Leading the program is Dr. Nathan Falk, the founding Program Director and an Associate Professor for Florida State University. He talked to Central Florida Doctor  about the program and residents. 

“All six of them have ties to Florida,” Falk says of the new residents. “Four out of the six grew up in Florida, one of whom grew up in Winter Haven.” Of the other two, one has spent many years visiting Florida, and the other attended his last two years of medical school in the Sunshine State. Several of the new recruits have already expressed a desire to remain in the Central Florida area once their residency is complete.

Falk acknowledges that the purpose of developing the FSU/BayCare residency program is to attract more doctors to the area. 

“The whole goal is to train people in a location so that they will stay there,” he says. “Probably the number one indicator of where someone is going to practice after residency is where they do their residency training. Our goal is to get them into Winter Haven and into Polk County, and have them fall in love with the area, like many of us have, and choose to stay here to practice afterwards.”

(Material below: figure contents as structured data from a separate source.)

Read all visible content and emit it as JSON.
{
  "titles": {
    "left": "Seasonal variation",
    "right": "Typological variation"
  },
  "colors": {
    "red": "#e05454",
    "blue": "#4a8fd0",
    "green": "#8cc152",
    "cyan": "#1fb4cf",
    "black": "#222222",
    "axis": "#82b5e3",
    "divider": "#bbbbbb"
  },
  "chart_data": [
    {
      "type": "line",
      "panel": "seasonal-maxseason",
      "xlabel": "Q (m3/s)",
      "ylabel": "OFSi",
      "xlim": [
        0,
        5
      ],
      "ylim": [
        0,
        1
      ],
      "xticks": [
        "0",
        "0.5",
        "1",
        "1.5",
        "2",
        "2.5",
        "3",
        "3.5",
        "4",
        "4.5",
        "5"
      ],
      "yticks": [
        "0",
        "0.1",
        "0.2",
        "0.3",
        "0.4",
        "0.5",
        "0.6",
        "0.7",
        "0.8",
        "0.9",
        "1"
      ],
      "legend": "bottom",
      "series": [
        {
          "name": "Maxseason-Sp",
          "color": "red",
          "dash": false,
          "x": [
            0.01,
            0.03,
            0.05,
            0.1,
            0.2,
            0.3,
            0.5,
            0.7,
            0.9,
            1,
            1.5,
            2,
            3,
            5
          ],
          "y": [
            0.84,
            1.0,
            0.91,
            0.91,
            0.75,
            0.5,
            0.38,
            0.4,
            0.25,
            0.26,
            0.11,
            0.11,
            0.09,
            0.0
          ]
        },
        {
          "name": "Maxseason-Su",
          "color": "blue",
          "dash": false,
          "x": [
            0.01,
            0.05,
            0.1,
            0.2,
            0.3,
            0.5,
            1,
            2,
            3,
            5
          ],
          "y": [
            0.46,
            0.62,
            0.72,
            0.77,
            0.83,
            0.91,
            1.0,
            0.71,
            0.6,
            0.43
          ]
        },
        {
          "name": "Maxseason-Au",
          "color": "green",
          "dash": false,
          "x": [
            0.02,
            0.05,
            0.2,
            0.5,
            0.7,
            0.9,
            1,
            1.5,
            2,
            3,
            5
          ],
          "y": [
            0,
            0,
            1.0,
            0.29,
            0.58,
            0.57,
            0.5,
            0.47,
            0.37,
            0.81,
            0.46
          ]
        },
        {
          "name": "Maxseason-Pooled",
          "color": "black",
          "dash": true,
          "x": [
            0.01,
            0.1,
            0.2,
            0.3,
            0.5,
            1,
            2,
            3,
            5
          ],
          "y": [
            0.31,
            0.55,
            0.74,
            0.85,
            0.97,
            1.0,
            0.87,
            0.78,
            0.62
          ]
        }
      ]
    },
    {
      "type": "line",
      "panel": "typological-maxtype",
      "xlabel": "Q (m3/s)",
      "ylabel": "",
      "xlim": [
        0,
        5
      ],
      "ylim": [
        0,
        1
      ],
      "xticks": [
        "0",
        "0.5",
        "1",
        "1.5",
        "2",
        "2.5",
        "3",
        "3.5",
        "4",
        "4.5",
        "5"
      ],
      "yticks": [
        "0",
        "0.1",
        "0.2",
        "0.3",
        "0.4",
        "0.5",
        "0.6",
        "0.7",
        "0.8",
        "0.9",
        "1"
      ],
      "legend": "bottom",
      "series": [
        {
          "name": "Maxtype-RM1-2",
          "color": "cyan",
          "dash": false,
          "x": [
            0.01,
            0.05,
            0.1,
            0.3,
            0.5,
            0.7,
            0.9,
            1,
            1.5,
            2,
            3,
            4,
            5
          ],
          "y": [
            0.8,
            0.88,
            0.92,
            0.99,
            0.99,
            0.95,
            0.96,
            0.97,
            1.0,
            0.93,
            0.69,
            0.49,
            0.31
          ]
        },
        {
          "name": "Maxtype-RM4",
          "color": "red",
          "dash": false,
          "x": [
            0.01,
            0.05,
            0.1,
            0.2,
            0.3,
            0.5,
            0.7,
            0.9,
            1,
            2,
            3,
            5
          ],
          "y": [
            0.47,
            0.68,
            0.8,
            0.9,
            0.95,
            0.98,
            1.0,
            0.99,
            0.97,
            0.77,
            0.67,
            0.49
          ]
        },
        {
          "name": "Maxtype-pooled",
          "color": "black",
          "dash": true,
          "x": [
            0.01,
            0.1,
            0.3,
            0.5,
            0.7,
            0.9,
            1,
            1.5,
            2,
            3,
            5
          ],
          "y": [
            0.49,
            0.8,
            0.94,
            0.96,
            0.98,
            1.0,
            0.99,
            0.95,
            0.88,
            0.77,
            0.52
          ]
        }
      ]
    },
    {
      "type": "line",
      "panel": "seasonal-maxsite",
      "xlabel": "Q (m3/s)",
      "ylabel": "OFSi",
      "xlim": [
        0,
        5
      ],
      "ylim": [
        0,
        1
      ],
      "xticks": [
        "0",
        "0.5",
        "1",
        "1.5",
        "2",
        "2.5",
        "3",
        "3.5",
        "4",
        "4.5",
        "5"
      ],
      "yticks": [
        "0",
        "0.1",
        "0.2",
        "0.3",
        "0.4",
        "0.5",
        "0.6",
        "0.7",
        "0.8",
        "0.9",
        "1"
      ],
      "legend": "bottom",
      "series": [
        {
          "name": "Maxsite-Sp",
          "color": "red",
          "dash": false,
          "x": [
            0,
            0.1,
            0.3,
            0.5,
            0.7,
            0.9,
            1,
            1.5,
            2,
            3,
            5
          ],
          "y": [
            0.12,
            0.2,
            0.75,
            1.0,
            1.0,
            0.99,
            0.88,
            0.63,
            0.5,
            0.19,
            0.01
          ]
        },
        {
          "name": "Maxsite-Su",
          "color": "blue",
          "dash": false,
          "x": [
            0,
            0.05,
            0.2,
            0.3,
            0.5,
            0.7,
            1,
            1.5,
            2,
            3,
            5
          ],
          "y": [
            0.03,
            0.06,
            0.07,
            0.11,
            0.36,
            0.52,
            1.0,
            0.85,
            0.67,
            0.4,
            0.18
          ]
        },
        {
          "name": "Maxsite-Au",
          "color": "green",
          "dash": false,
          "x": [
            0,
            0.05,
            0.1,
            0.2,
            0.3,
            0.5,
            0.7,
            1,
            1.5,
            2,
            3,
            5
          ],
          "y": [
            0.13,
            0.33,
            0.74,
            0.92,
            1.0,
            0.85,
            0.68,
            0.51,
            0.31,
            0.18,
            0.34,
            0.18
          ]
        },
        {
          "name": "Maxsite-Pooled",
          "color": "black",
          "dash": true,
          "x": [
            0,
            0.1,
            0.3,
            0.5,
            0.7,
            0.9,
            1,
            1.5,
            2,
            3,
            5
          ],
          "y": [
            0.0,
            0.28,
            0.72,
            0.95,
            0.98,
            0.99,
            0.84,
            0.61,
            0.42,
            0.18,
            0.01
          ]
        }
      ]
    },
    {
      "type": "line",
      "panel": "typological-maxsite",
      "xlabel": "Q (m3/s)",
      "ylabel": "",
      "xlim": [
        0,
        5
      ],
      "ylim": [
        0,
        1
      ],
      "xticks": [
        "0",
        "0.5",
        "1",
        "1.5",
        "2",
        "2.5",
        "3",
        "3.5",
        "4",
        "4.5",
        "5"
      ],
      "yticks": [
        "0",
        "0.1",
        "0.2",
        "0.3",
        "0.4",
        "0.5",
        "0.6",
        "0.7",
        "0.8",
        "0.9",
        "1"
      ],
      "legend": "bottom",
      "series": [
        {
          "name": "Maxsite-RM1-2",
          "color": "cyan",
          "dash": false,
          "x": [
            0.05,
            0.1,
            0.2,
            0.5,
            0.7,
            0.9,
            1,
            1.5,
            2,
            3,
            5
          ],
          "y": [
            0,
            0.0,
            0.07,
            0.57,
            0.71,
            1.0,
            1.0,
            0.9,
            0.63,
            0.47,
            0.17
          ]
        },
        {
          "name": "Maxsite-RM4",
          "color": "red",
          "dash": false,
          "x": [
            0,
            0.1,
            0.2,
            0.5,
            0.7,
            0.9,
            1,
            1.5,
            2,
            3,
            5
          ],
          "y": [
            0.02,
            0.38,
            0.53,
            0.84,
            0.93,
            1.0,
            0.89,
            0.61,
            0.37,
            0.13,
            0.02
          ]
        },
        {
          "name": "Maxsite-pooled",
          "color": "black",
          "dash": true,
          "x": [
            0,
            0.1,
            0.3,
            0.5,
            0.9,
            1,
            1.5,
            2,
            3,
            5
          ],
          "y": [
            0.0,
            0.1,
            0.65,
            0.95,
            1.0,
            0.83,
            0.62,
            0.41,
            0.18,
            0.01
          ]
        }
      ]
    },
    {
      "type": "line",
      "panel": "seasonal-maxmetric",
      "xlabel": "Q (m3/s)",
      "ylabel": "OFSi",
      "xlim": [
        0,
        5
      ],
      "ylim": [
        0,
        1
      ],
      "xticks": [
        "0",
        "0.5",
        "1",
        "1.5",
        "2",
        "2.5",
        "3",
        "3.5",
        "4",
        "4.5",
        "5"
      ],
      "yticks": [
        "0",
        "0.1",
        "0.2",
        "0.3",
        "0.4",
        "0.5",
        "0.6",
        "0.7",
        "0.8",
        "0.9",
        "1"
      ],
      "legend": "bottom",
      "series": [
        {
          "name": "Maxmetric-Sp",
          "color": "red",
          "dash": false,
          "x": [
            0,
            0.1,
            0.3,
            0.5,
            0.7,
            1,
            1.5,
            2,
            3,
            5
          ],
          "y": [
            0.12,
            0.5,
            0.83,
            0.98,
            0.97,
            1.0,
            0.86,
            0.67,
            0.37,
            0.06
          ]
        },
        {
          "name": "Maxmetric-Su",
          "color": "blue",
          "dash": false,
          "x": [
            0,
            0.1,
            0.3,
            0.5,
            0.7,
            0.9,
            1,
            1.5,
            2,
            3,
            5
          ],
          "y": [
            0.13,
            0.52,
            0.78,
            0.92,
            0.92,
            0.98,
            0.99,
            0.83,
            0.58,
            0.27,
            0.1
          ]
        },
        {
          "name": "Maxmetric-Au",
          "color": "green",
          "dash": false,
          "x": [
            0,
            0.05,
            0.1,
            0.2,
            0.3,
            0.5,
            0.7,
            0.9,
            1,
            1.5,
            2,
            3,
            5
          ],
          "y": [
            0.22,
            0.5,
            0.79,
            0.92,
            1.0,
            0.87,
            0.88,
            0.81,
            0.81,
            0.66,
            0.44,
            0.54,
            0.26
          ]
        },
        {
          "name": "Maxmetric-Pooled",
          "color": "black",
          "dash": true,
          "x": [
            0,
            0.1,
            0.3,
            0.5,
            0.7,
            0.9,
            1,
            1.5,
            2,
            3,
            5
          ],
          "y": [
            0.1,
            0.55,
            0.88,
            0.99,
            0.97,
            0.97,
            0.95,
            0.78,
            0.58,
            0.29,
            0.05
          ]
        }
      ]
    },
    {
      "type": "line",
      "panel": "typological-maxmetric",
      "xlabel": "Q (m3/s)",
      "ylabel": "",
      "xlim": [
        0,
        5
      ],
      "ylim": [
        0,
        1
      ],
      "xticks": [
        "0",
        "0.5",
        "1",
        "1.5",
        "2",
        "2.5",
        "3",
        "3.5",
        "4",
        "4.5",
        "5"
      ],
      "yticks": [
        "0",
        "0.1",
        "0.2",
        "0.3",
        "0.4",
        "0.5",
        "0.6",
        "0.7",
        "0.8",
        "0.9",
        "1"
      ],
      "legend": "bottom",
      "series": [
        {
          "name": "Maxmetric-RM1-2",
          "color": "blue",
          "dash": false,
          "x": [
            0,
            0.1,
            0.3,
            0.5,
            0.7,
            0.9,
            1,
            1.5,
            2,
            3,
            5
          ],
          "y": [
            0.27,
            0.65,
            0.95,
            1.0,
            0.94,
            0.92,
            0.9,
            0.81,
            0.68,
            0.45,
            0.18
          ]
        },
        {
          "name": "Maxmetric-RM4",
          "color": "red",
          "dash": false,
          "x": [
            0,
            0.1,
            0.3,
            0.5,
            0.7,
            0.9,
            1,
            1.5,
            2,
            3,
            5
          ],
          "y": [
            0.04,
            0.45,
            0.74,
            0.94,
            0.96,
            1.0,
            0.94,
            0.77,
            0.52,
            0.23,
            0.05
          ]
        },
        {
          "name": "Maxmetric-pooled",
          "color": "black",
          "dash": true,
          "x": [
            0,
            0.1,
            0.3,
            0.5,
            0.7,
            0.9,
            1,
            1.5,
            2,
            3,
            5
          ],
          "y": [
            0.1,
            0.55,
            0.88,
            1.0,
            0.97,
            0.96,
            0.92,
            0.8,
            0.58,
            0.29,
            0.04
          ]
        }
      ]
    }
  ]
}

The residents will be seeing patients at BayCare Medical Group’s Family Health Center in Winter Haven, and will treat patients on Medicare, Medicare Advantage, Medicaid, and commercial insurance. They will work with doctors from Winter Haven Hospital, Winter Haven Women’s Hospital, Gessler Clinic, Bond Clinic, Central Florida Health Care, KSC Cardiology, and Messieh Orthopedic Clinic. They will also participate in rotations at Arnold Palmer Children’s Hospital in Orlando. These experiences will help the residents create meaningful connections in the local medical community. 

Residents are chosen for this program the same way as other residency programs, through the National Resident Matching Program (NRMP). This is a uniform, electronic system that allows candidates to choose their preferred residency programs while the programs are simultaneously reviewing applications and ranking their preferred candidates. Normally, onsite interviews are conducted to help candidates and program administrators determine who would be a good fit at each location. This year, the pandemic made that part of the process impossible. Virtual interviews took the place of in-person interviews for the sake of health and safety.

The residents chosen for the inaugural year of the FSU residency program are Dr. Marvin Dieujuste of Fort Lauderdale; Dr. Brian Greene of Reno, Nevada; Dr. Feisal Hamam of Paterson, New Jersey; Dr. Trevor Owens of Cocoa; Dr. Ravi Patel of Bonifay; and Dr. Dianna Pham of Winter Haven. As the new residents are joined in the future by additional groups of six each year, the goal is to have a total of 18 residents treating roughly 14,000 patients per year. 

“The whole goal of the residency program is to improve access to high-quality health care and improve the lives of people here in Polk County, ” Falk says.